Dr. John Jenckes Cushing established Blithedale, initially a health retreat, in what is now Mill Valley. His son Sidney Barlow Cushing became founding president of the Mill Valley & Mt. Tamalpais Scenic Railway. The Sidney B. Cushing Memorial amphitheater on Mt. Tamalpais was named in his honor.
Sidney B. Cushing was also a close friend and associate of the Kent family. He managed Albert E. Kent’s Chicago office from the mid-1870s to the mid-1880s. In the early 1900s he helped William Kent broker the purchase of Redwood Canyon from the Tamalpais Land & Water Company which led to the creation of Muir Woods.

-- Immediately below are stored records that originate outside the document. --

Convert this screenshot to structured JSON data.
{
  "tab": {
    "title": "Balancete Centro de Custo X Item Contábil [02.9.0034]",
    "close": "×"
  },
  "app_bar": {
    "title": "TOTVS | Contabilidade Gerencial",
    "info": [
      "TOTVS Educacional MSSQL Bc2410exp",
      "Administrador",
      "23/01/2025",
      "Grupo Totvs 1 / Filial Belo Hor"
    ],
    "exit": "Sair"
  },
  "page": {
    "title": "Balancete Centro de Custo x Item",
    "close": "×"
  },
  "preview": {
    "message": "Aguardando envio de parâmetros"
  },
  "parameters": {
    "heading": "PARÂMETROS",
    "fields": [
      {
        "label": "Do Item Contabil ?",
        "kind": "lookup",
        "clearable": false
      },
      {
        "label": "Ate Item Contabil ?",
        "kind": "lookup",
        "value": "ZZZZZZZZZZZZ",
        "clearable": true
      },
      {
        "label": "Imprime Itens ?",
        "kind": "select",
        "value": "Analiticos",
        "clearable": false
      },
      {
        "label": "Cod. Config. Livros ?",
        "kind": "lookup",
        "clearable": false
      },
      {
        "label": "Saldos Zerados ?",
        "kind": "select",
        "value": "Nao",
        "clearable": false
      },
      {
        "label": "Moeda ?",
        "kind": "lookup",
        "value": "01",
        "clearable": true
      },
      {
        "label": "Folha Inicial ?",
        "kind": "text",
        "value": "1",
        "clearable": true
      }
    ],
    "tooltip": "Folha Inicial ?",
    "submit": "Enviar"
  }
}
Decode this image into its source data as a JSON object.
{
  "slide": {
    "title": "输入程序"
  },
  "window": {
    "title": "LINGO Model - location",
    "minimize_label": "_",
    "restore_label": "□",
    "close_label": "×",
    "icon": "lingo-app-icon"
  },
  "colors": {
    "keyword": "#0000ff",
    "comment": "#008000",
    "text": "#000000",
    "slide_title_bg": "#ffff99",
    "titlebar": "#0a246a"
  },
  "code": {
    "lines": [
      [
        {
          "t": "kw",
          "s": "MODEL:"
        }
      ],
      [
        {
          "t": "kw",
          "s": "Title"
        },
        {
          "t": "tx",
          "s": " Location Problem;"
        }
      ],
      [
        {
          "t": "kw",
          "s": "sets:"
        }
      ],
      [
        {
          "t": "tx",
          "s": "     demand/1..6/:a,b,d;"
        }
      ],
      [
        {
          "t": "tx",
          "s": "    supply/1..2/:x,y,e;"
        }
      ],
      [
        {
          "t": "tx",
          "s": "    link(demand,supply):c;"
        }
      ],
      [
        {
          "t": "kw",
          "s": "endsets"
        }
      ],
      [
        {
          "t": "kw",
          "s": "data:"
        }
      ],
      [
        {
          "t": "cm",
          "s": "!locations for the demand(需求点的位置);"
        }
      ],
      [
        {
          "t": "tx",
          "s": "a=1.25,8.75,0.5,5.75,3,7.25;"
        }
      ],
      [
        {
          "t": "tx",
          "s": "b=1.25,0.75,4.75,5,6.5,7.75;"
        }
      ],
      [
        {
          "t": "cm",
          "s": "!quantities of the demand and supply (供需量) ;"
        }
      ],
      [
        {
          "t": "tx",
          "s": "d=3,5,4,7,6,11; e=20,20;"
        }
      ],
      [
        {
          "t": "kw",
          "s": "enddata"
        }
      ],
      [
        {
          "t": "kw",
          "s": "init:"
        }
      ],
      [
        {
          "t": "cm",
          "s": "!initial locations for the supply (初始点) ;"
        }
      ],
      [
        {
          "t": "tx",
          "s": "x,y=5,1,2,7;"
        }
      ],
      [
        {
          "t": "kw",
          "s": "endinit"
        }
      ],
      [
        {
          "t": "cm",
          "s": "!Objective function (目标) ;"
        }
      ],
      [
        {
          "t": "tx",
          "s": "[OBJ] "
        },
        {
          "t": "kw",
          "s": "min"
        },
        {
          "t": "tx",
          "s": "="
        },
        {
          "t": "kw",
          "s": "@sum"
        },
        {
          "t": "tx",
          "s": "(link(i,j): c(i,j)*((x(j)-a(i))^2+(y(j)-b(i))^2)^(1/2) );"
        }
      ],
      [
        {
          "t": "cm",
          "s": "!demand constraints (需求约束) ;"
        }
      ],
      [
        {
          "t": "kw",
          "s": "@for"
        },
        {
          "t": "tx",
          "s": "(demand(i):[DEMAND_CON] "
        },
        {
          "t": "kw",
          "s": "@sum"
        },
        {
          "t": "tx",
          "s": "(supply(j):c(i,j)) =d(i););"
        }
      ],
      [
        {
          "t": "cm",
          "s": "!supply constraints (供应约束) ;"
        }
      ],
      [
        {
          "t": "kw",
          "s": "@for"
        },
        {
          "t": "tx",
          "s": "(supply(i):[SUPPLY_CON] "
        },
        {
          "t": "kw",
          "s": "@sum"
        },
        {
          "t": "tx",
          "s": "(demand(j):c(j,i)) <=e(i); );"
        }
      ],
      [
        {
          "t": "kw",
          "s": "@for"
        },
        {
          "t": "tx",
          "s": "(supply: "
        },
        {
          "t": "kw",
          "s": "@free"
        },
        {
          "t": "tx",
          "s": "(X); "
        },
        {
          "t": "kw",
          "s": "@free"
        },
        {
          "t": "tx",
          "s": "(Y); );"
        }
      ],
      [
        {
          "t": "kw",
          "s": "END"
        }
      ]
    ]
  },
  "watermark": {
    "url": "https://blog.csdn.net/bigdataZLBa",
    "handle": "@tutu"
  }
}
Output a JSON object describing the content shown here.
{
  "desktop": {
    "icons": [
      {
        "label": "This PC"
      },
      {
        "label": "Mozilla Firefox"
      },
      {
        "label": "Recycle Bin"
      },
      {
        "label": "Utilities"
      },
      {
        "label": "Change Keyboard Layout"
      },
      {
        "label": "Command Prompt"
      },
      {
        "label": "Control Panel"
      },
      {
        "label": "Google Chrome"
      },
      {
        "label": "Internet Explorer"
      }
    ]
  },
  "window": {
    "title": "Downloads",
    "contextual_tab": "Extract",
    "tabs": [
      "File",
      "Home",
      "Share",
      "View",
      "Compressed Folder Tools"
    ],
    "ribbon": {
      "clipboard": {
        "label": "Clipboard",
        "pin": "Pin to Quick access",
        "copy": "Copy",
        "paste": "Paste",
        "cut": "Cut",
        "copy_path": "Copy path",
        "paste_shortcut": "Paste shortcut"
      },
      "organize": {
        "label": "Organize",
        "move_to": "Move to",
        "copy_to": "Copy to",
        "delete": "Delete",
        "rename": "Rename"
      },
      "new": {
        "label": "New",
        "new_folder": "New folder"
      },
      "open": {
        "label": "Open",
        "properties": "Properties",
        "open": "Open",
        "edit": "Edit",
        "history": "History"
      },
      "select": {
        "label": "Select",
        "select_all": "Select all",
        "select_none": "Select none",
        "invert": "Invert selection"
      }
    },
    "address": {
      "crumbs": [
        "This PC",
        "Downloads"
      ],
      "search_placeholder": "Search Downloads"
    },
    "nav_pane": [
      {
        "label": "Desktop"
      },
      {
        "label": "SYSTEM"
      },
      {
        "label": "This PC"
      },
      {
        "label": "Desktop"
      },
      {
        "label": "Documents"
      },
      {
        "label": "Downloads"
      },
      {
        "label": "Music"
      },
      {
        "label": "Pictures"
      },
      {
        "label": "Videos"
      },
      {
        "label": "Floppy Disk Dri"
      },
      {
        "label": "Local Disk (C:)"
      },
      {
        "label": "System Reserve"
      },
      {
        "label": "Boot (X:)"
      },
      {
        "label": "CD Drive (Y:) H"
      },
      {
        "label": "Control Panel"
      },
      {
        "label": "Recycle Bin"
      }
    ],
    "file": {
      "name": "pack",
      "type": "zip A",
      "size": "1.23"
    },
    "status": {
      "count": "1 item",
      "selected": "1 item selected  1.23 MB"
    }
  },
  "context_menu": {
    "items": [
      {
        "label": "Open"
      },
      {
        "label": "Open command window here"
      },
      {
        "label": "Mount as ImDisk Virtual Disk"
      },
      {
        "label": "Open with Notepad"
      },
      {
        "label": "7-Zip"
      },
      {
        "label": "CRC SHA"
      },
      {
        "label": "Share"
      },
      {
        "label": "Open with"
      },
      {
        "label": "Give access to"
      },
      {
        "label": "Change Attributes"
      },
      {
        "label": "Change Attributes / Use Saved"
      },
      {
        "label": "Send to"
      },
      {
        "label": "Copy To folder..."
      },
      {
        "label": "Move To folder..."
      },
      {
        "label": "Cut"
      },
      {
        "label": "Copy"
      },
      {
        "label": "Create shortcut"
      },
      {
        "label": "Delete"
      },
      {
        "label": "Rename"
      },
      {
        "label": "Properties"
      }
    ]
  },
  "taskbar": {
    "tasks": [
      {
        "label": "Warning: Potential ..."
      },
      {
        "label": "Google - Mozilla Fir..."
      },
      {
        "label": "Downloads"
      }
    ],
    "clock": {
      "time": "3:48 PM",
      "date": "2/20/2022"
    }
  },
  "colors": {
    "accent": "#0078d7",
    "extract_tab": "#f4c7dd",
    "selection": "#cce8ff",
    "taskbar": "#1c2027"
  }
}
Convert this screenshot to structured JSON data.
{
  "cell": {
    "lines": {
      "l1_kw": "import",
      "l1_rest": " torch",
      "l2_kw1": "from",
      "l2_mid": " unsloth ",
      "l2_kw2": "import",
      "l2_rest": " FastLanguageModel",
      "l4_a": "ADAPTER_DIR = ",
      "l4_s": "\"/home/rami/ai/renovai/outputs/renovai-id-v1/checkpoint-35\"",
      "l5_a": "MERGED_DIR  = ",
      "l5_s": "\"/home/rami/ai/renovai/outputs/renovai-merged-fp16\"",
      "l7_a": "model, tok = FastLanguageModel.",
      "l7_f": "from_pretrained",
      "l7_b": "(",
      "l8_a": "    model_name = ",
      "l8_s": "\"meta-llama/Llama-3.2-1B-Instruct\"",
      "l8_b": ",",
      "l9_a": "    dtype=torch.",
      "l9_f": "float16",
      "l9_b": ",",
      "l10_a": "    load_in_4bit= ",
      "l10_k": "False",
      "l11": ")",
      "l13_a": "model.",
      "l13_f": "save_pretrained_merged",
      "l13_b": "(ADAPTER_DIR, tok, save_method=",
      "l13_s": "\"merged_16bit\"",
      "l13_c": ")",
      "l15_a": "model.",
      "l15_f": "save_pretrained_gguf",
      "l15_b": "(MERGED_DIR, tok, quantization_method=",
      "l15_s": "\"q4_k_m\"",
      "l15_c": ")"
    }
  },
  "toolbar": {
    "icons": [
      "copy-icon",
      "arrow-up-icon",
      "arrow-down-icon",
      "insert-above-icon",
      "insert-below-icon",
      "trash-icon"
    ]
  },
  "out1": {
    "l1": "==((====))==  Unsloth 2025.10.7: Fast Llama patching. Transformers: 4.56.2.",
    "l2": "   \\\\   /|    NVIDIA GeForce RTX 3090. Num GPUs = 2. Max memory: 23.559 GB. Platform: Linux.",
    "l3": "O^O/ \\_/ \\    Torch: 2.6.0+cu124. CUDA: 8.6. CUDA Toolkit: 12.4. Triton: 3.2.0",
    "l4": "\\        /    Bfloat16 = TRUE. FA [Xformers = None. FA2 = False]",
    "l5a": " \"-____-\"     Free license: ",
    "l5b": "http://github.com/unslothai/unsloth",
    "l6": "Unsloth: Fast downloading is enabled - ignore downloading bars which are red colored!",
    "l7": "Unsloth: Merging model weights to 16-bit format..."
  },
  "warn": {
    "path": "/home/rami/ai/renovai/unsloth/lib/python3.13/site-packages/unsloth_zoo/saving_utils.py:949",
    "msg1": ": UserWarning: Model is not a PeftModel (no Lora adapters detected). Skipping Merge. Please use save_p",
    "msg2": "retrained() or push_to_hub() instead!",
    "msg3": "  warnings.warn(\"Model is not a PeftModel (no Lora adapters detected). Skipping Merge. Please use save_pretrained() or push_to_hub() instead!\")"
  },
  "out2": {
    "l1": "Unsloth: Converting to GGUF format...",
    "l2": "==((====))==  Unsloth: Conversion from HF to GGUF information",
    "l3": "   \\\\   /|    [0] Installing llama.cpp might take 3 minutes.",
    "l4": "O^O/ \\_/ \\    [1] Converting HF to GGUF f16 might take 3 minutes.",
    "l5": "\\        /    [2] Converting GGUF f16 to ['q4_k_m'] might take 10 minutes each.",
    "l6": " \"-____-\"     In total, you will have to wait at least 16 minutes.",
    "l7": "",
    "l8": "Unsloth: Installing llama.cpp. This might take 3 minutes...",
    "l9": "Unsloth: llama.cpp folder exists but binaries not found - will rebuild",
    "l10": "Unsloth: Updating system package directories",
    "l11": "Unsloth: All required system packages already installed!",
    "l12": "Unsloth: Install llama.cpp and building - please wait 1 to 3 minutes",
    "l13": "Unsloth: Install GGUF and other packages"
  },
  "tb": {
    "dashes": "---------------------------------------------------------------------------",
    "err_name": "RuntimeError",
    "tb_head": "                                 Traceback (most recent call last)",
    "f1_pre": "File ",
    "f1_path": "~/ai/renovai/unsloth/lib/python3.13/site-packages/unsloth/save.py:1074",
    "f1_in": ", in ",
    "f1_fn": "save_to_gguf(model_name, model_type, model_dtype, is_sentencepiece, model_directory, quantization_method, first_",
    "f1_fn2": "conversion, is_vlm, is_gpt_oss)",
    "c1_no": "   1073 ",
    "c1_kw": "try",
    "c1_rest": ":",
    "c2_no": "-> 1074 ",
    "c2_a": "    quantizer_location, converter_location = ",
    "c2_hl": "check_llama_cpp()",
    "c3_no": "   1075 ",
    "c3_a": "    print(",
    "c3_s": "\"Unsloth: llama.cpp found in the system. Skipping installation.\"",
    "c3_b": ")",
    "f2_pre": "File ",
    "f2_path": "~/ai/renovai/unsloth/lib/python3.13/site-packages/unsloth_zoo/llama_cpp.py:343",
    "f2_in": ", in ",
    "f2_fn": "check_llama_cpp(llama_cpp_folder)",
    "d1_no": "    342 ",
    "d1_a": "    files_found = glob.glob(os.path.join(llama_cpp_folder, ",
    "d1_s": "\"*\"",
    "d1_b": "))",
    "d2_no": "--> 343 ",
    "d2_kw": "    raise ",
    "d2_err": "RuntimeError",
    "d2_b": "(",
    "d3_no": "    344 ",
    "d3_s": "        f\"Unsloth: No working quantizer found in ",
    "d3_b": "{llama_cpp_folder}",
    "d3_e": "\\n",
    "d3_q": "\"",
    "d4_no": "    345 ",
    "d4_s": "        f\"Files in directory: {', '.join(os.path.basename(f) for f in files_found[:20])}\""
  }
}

John Oscar Eldridge, who became prominent in Marin real estate in the 1880s, built a scenic carriage road, the Eldridge Grade, to the Summit of Mt. Tamalpais. According to Barry Spitz, author of Tamalpais Trails:
Eldridge Grade opened December 13, 1884, the first road to the summit of Mt. Tamalpais. Construction took five months and cost $8,000…..The Grade was built for horse-drawn wagons, with wide turnouts…. Six-horse, ten-passenger Tally-Ho wagons made regular excursions over it from the Hotel Rafael in San Rafael. The road project was headed by John Oscar Eldridge who came to California from New York in 1849.
Spitz tells us that Eldridge also brought street lightening to San Rafael and was a founder of the San Rafael Gas Company. Eldridge’s daughter married Sidney B. Cushing.